“Learn how to separate the majors and the minors. A lot of people don’t do well simply because they major in minor things.”—Jim Rohn
I’m relatively sure that Mr. Rohn was not referring to exercise selection when he said this, but it nails one of the biggest issues in programming and exercise selection. We love to major in exercises that should be minors. Or, put another way, I think there is confusion between spices and the main dishes.
Spices add flavor and are the secret to great main dishes. However, outside of garlic (I mean, who hasn’t eaten an entire head of roasted garlic—or was that just me?), spices make horrible main dishes. If someone made you a nice loaf of nutmeg or a salad of basil, I think you would be wishing for a different main dish. But sprinkle a bit of nutmeg into a French toast mix or a bit of basil in a tomato sauce and the ordinary becomes extraordinary.
Exercise works the same way.
An Example of Spice: The Kettlebell Arm Bar
Sprinkling in a “spice” like a kettlebell arm bar can assist with taking your get-ups from ordinary to extraordinary. That’s because the kettlebell arm bar can help to stabilize a shoulder lacking some motor control or it can mobilize a stiff shoulder so the overhead position can become more stable for one person and easier to access for another.
For the individual needing stability and motor control, they may only need to be in side-lying with the knee on the ground and a properly positioned shoulder (proprioceptive vertical) so the “stuff” responsible for a stable shoulder can learn to do its job (the details of which are beyond the scope of this article). This version or portion of the kettlebell arm bar should be held as long as there is safe progress in letting the shoulder/body learn but not so long that fatigue sets in.
For the individual needing mobilization, they may roll to the same position as the motor control version but then continue to attempt to turn the hips toward the ground (after straightening the leg down beside the other limb), and therefore perform a bit of a bottom up t-spine rotation (not a huge amount) and get a great effect on the anterior chain of the shoulder.
- The fist faces the direction you are turning.
- You maintain a straight line from the fingertips of the bottom arm to the feet, and you don’t hyperextend the spine.
- Proprioceptive vertical is maintained and the kettlebell is not allowed to pull the shoulder into an unsafe hyperextended position. (Don’t try for a stretch.)
- The position is not held to fatigue and failure.

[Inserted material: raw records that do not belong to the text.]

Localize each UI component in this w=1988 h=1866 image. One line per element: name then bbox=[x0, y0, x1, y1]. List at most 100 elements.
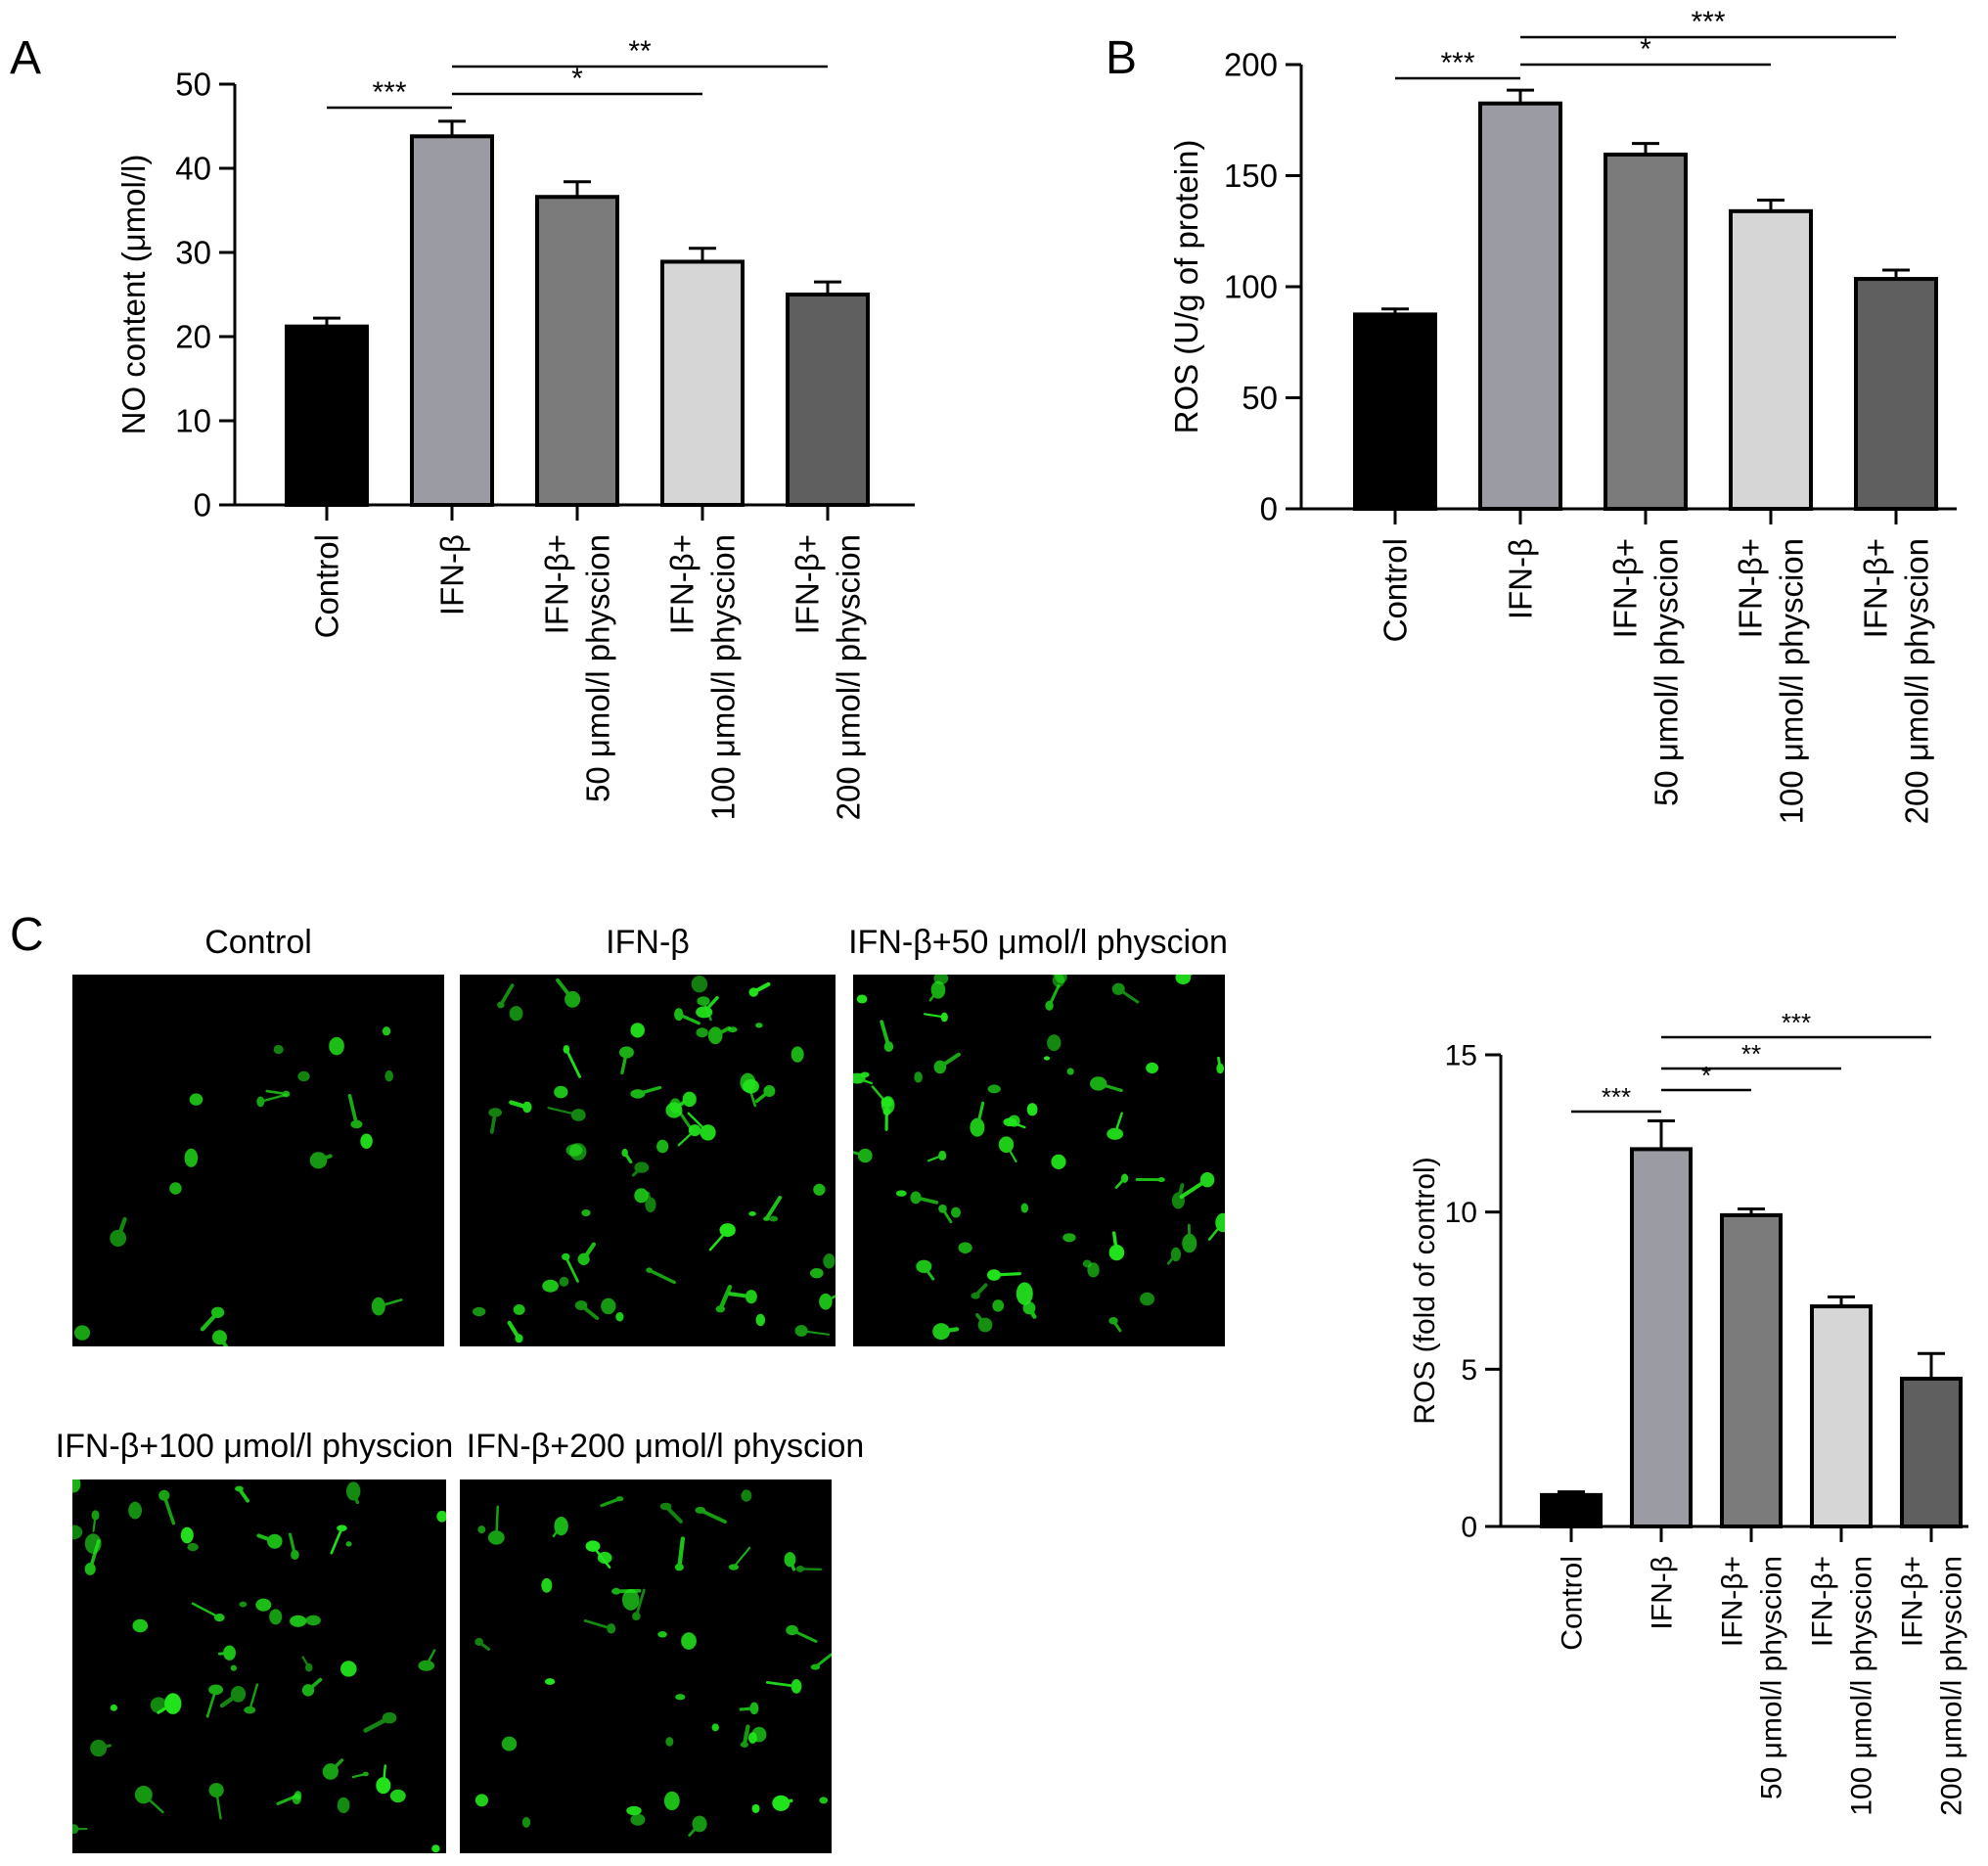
micrograph-cell-process bbox=[926, 1154, 944, 1162]
micrograph-cell bbox=[360, 1133, 373, 1150]
micrograph-cell-body bbox=[297, 1070, 310, 1082]
micrograph-cell bbox=[987, 1084, 1001, 1094]
chart-a-bar bbox=[660, 259, 745, 507]
micrograph-cell-body bbox=[682, 1091, 697, 1108]
chart-a-ytick-label: 10 bbox=[175, 403, 211, 439]
panel-label-c: C bbox=[10, 909, 44, 961]
micrograph-cell bbox=[853, 1072, 873, 1085]
chart-b-ytick-label: 200 bbox=[1224, 47, 1278, 83]
micrograph-cell bbox=[273, 1044, 284, 1055]
micrograph-cell bbox=[187, 1542, 199, 1552]
chart-b-category-label: IFN-β bbox=[1503, 538, 1539, 619]
micrograph-cell bbox=[618, 1046, 634, 1075]
micrograph-title-ifn: IFN-β bbox=[606, 924, 690, 961]
micrograph-cell bbox=[791, 1046, 804, 1063]
micrograph-ifn-100 bbox=[72, 1479, 446, 1853]
micrograph-cell bbox=[856, 994, 868, 1004]
micrograph-cell-body bbox=[132, 1618, 149, 1633]
micrograph-cell-body bbox=[84, 1533, 102, 1554]
chart-b-category-label: IFN-β+ bbox=[1607, 538, 1644, 638]
micrograph-cell-body bbox=[1066, 1068, 1074, 1075]
micrograph-cell bbox=[585, 1540, 611, 1569]
micrograph-cell bbox=[562, 1252, 579, 1283]
micrograph-cell-process bbox=[754, 1089, 772, 1104]
micrograph-cell-body bbox=[189, 1093, 203, 1106]
micrograph-cell-body bbox=[169, 1182, 182, 1195]
micrograph-cell bbox=[255, 1598, 272, 1612]
micrograph-cell bbox=[556, 978, 581, 1008]
micrograph-cell-process bbox=[1116, 987, 1140, 1004]
micrograph-cell-process bbox=[620, 1050, 629, 1075]
micrograph-cell bbox=[659, 1502, 683, 1524]
micrograph-cell bbox=[601, 1297, 616, 1315]
chart-c-category-label: IFN-β+ bbox=[1807, 1556, 1839, 1647]
micrograph-cell-body bbox=[743, 1079, 759, 1094]
micrograph-cell bbox=[301, 1656, 313, 1672]
micrograph-cell bbox=[158, 1489, 176, 1525]
micrograph-title-ifn-50: IFN-β+50 μmol/l physcion bbox=[848, 924, 1228, 961]
chart-a-ytick-label: 30 bbox=[175, 235, 211, 271]
micrograph-cell bbox=[763, 1196, 783, 1221]
micrograph-cell bbox=[507, 1320, 523, 1343]
micrograph-cell-process bbox=[1114, 1176, 1126, 1189]
micrograph-cell-body bbox=[541, 1577, 553, 1593]
micrograph-cell bbox=[986, 1269, 1021, 1281]
micrograph-cell-body bbox=[791, 1046, 804, 1063]
micrograph-cell-body bbox=[389, 1789, 406, 1803]
micrograph-cell-body bbox=[601, 1297, 616, 1315]
micrograph-cell bbox=[84, 1533, 102, 1554]
micrograph-cell-process bbox=[142, 1793, 164, 1814]
micrograph-cell bbox=[301, 1677, 323, 1697]
micrograph-cell-process bbox=[824, 1294, 836, 1303]
micrograph-cell-body bbox=[1051, 1154, 1066, 1169]
micrograph-cell bbox=[621, 1148, 633, 1164]
chart-c-bar bbox=[1630, 1147, 1693, 1528]
chart-b-bar bbox=[1353, 312, 1437, 511]
chart-c-category-label: 100 μmol/l physcion bbox=[1846, 1556, 1878, 1816]
micrograph-cell bbox=[1146, 1062, 1159, 1074]
micrograph-cell-body bbox=[474, 1794, 488, 1807]
micrograph-cell-process bbox=[217, 1335, 229, 1346]
micrograph-cell bbox=[622, 1588, 640, 1611]
chart-a-bar bbox=[786, 293, 870, 507]
micrograph-cell bbox=[110, 1216, 127, 1247]
micrograph-cell-process bbox=[351, 1772, 367, 1779]
micrograph-cell-body bbox=[509, 1006, 523, 1022]
micrograph-cell bbox=[1062, 1233, 1076, 1243]
chart-c-significance-label: *** bbox=[1782, 1008, 1811, 1037]
micrograph-cell bbox=[477, 1525, 486, 1534]
micrograph-cell bbox=[256, 1533, 283, 1549]
micrograph-cell bbox=[110, 1704, 117, 1711]
micrograph-cell bbox=[487, 1505, 505, 1545]
micrograph-ifn-50 bbox=[853, 975, 1225, 1346]
micrograph-cell bbox=[384, 1070, 393, 1082]
micrograph-cell-process bbox=[191, 1602, 221, 1619]
micrograph-cell-process bbox=[702, 995, 719, 1015]
micrograph-cell bbox=[211, 1330, 229, 1346]
micrograph-cell-process bbox=[600, 1497, 622, 1508]
micrograph-cell-process bbox=[507, 1320, 521, 1341]
micrograph-cell-process bbox=[301, 1656, 310, 1669]
micrograph-cell-process bbox=[1113, 1112, 1123, 1136]
micrograph-cell bbox=[340, 1661, 357, 1677]
micrograph-cell-body bbox=[554, 1085, 568, 1099]
micrograph-cell-body bbox=[431, 1844, 440, 1853]
micrograph-cell-body bbox=[691, 976, 708, 993]
micrograph-cell bbox=[810, 1268, 824, 1279]
micrograph-cell bbox=[747, 1732, 757, 1744]
micrograph-cell-body bbox=[630, 1023, 645, 1038]
micrograph-cell bbox=[630, 1085, 662, 1099]
micrograph-cell bbox=[728, 1290, 757, 1304]
micrograph-cell-body bbox=[255, 1598, 272, 1612]
micrograph-cell-body bbox=[340, 1661, 357, 1677]
micrograph-ifn-200 bbox=[460, 1479, 832, 1853]
micrograph-cell-process bbox=[732, 1546, 751, 1569]
micrograph-cell-body bbox=[569, 1143, 587, 1161]
micrograph-cell-body bbox=[895, 1190, 907, 1197]
micrograph-cell-process bbox=[330, 1526, 343, 1555]
micrograph-cell bbox=[351, 1771, 369, 1779]
micrograph-cell-body bbox=[1146, 1062, 1159, 1074]
micrograph-cell-body bbox=[741, 1489, 752, 1502]
micrograph-cell-process bbox=[288, 1532, 296, 1557]
micrograph-cell bbox=[675, 1694, 686, 1701]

That is a lot of spice out of one drill!
Identify Your Main Dish
Within the SFG curriculum, we discuss keeping drills and skills in perspective. As discussed, a drill like an arm bar may address a motor control or mobility issue, but the skill we want to enhance is the military press or the get-up. Due to the benefit that comes from a drill like an arm bar, it can be easy to want to “make a main dish of it” or “major in it.” But drills as majors can overload the system, reduce the benefits, and take the emphasis off the real skill we want to enhance.
Look at your own programming (I can’t) and start to separate your exercise selection into drills and skills (or spices and main dishes, if you like). Are you pursuing the Simple & Sinister goal? Halos are a spice not a main dish. Goblet squats are a spice not a main dish. In S&S, the goals are the swing and the get-up, and these should be your “majors.” But deadlifts and halos might be the “minors” you use as drills to enhance the skills/majors/main dishes.
You Can’t Eat Spices for Dinner
Sometimes a minor begins as a major and then becomes a minor again. A student entering kettlebell training may “major” in the kettlebell deadlift for a time, but as their skill develops and the kettlebell swing can be taught, then the deadlift becomes a spice/minor to enhance the swing. And there is nothing wrong with that scenario.
But sometimes a minor becomes a major simply because we are better at the minor drill and still not comfortable with the major skill. For example, the bottom up kettlebell press is an excellent drill for finding an individual pressing groove and identifying strength differences between sides, but it is a spice for the main dish of the kettlebell military press. As a student is finding their groove with the bottom up kettlebell press, they may become enamored of it and begin to focus on it too much. This can lead to not transferring the drill to the goal skill and losing the lockout position (the bottom up kettlebell press lockout position is different from the military press lockout).
We do love to train our strengths, but it is the improvement of our weaknesses that can really drive us to our goals. So again, take a look at your training. Are you sprinkling on a spice or majoring in a minor? This revelation may just hold the key to achieving your goal.